Kurze Videos in Dauerschleife funktionieren auch hier
Tatsächlich habe ich auch wieder kurze Videos in Dauerschleife benutzt. Beispiel aus dem Vortrag:
### I Want It That Way
/assets/Backstreet-Boys-s.mp4
| background: true
Ich bin wirklich begeistert, wie man mit den vorhandenen Möglichkeiten tolle Ergebnisse erzielt.

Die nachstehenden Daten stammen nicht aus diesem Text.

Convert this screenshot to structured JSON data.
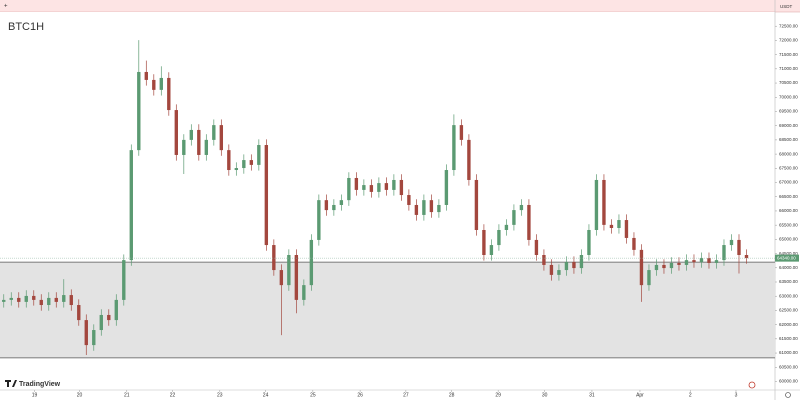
{
  "chart_data": {
    "type": "candlestick",
    "title": "BTC1H",
    "currency": "USDT",
    "brand": "TradingView",
    "up_color": "#5b9a72",
    "down_color": "#a3473e",
    "zone": [
      60830,
      64200
    ],
    "last_label": "64340.00",
    "open": [
      62800,
      62870,
      62940,
      62800,
      63010,
      62870,
      62690,
      62940,
      62800,
      63040,
      62690,
      62160,
      61280,
      61810,
      62340,
      62160,
      62870,
      64270,
      68140,
      70890,
      70610,
      70260,
      70680,
      69550,
      67970,
      68500,
      68850,
      67970,
      68500,
      69020,
      68140,
      67440,
      67510,
      67790,
      67620,
      68320,
      64800,
      63920,
      63390,
      64450,
      62870,
      63390,
      64980,
      66380,
      66030,
      66210,
      66380,
      67160,
      66740,
      66910,
      66670,
      66980,
      66740,
      67090,
      66560,
      66210,
      65860,
      66380,
      65960,
      66210,
      67440,
      69020,
      68500,
      67090,
      65330,
      64450,
      64800,
      65330,
      65510,
      66030,
      66210,
      64980,
      64450,
      64100,
      63750,
      63920,
      64200,
      63990,
      64450,
      65330,
      67090,
      65510,
      65400,
      65680,
      65050,
      64630,
      63390,
      63920,
      64100,
      63990,
      64170,
      64100,
      64270,
      64200,
      64340,
      64170,
      64270,
      64800,
      64980,
      64450
    ],
    "high": [
      63070,
      63140,
      63140,
      63210,
      63210,
      63070,
      63140,
      63140,
      63600,
      63240,
      62890,
      62360,
      62010,
      62540,
      62540,
      63070,
      64470,
      68340,
      72010,
      71290,
      70810,
      71090,
      70880,
      69750,
      68700,
      69050,
      69050,
      68700,
      69220,
      69220,
      68340,
      67710,
      67990,
      67990,
      68520,
      68520,
      65000,
      64120,
      64650,
      64650,
      63590,
      65180,
      66580,
      66580,
      66410,
      66580,
      67360,
      67360,
      67110,
      67110,
      67180,
      67180,
      67290,
      67290,
      66760,
      66410,
      66580,
      66580,
      66410,
      67640,
      69400,
      69220,
      68700,
      67290,
      65530,
      65000,
      65530,
      65710,
      66230,
      66410,
      66410,
      65180,
      64650,
      64300,
      64120,
      64400,
      64400,
      64650,
      65530,
      67290,
      67290,
      65710,
      65880,
      65880,
      65250,
      64830,
      64120,
      64300,
      64300,
      64370,
      64370,
      64470,
      64470,
      64540,
      64540,
      64470,
      65000,
      65180,
      65180,
      64650
    ],
    "low": [
      62600,
      62670,
      62600,
      62600,
      62670,
      62490,
      62490,
      62600,
      62600,
      62490,
      61960,
      60930,
      61080,
      61610,
      61960,
      61960,
      62670,
      64070,
      67940,
      70410,
      70060,
      70060,
      69350,
      67770,
      67300,
      68300,
      67770,
      67770,
      68300,
      67940,
      67240,
      67240,
      67310,
      67420,
      67420,
      64600,
      63720,
      61630,
      63190,
      62400,
      62670,
      63190,
      64780,
      65830,
      65830,
      66010,
      66180,
      66540,
      66540,
      66470,
      66470,
      66540,
      66540,
      66360,
      66010,
      65660,
      65660,
      65760,
      65760,
      66010,
      67240,
      68300,
      66890,
      65130,
      64250,
      64250,
      64600,
      65130,
      65310,
      65830,
      64780,
      64250,
      63900,
      63550,
      63550,
      63720,
      63790,
      63790,
      64250,
      65130,
      65310,
      65200,
      65200,
      64850,
      64430,
      62800,
      63190,
      63720,
      63790,
      63790,
      63900,
      63900,
      64000,
      64000,
      63970,
      63970,
      64070,
      64600,
      63800,
      64140
    ],
    "close": [
      62870,
      62940,
      62800,
      63010,
      62870,
      62690,
      62940,
      62800,
      63040,
      62690,
      62160,
      61280,
      61810,
      62340,
      62160,
      62870,
      64270,
      68140,
      70890,
      70610,
      70260,
      70680,
      69550,
      67970,
      68500,
      68850,
      67970,
      68500,
      69020,
      68140,
      67440,
      67510,
      67790,
      67620,
      68320,
      64800,
      63920,
      63390,
      64450,
      62870,
      63390,
      64980,
      66380,
      66030,
      66210,
      66380,
      67160,
      66740,
      66910,
      66670,
      66980,
      66740,
      67090,
      66560,
      66210,
      65860,
      66380,
      65960,
      66210,
      67440,
      69020,
      68500,
      67090,
      65330,
      64450,
      64800,
      65330,
      65510,
      66030,
      66210,
      64980,
      64450,
      64100,
      63750,
      63920,
      64200,
      63990,
      64450,
      65330,
      67090,
      65510,
      65400,
      65680,
      65050,
      64630,
      63390,
      63920,
      64100,
      63990,
      64170,
      64100,
      64270,
      64200,
      64340,
      64170,
      64270,
      64800,
      64980,
      64450,
      64340
    ],
    "xlim": [
      -0.5,
      102.8
    ],
    "xticks": [
      {
        "value": 4.1,
        "label": "19"
      },
      {
        "value": 10.1,
        "label": "20"
      },
      {
        "value": 16.4,
        "label": "21"
      },
      {
        "value": 22.5,
        "label": "22"
      },
      {
        "value": 28.8,
        "label": "23"
      },
      {
        "value": 34.9,
        "label": "24"
      },
      {
        "value": 41.2,
        "label": "25"
      },
      {
        "value": 47.5,
        "label": "26"
      },
      {
        "value": 53.6,
        "label": "27"
      },
      {
        "value": 59.7,
        "label": "28"
      },
      {
        "value": 65.9,
        "label": "29"
      },
      {
        "value": 72.1,
        "label": "30"
      },
      {
        "value": 78.4,
        "label": "31"
      },
      {
        "value": 84.8,
        "label": "Apr"
      },
      {
        "value": 91.5,
        "label": "2"
      },
      {
        "value": 97.6,
        "label": "3"
      }
    ],
    "ylim": [
      59700,
      73000
    ],
    "yticks": [
      {
        "value": 72500,
        "label": "72500.00"
      },
      {
        "value": 72000,
        "label": "72000.00"
      },
      {
        "value": 71500,
        "label": "71500.00"
      },
      {
        "value": 71000,
        "label": "71000.00"
      },
      {
        "value": 70500,
        "label": "70500.00"
      },
      {
        "value": 70000,
        "label": "70000.00"
      },
      {
        "value": 69500,
        "label": "69500.00"
      },
      {
        "value": 69000,
        "label": "69000.00"
      },
      {
        "value": 68500,
        "label": "68500.00"
      },
      {
        "value": 68000,
        "label": "68000.00"
      },
      {
        "value": 67500,
        "label": "67500.00"
      },
      {
        "value": 67000,
        "label": "67000.00"
      },
      {
        "value": 66500,
        "label": "66500.00"
      },
      {
        "value": 66000,
        "label": "66000.00"
      },
      {
        "value": 65500,
        "label": "65500.00"
      },
      {
        "value": 65000,
        "label": "65000.00"
      },
      {
        "value": 64500,
        "label": "64500.00"
      },
      {
        "value": 64000,
        "label": "64000.00"
      },
      {
        "value": 63500,
        "label": "63500.00"
      },
      {
        "value": 63000,
        "label": "63000.00"
      },
      {
        "value": 62500,
        "label": "62500.00"
      },
      {
        "value": 62000,
        "label": "62000.00"
      },
      {
        "value": 61500,
        "label": "61500.00"
      },
      {
        "value": 61000,
        "label": "61000.00"
      },
      {
        "value": 60500,
        "label": "60500.00"
      },
      {
        "value": 60000,
        "label": "60000.00"
      }
    ]
  }
}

Der Support hat mir sehr geholfen
Ich weiß aus eigener Erfahrung, dass es wichtiger ist, dass der First-Level-Support das Problem selbst nachvollziehen kann, als dass es sofort eine Lösung gibt. Hier kam aber beides zusammen: Mir wurde bei Missverständnissen schnell geholfen, wie ich das Tool zu bedienen habe und Fehler wie die kaputte Fußnotenfunktion wurde nur drei Tage später in einer neuen Version gelöst. Zudem lief selbst die Beta äußerst stabil. Es gab keine Abstürze oder Hänger.
Die rote Pille
Ich kann nicht mehr zurück in die PowerPoint-Matrix. Selbst wenn ich meinen nächsten Vortrag nicht mit dem iA Presenter durchführen könnte, so habe ich viel gelernt. Die Geschichte und die Inhalte steht im Vordergrund. Alles andere ist letztlich egal. Man kann sicherlich einige der Konzepte vom iA Presenter mit anderen Tools umsetzen. Es gibt auch JavaScript Lösungen wie Presenta Lib oder Reveal.js, die vergleichbare Ideen haben. Allerdings nicht als robustes Programm für macOS und nicht mit dem Ansatz der responsiven Medienausgabe mit Fokus auf Typografie. Ich bleibe dem iA Presenter treu – sofern das in einem Großkonzern mit Fokus auf Windows und PowerPoint möglich ist. Toll wäre noch eine Integration des LanguageTools in den iA Writer und Presenter.
iA Presenter ist für macOS verfügbar für 79 EUR.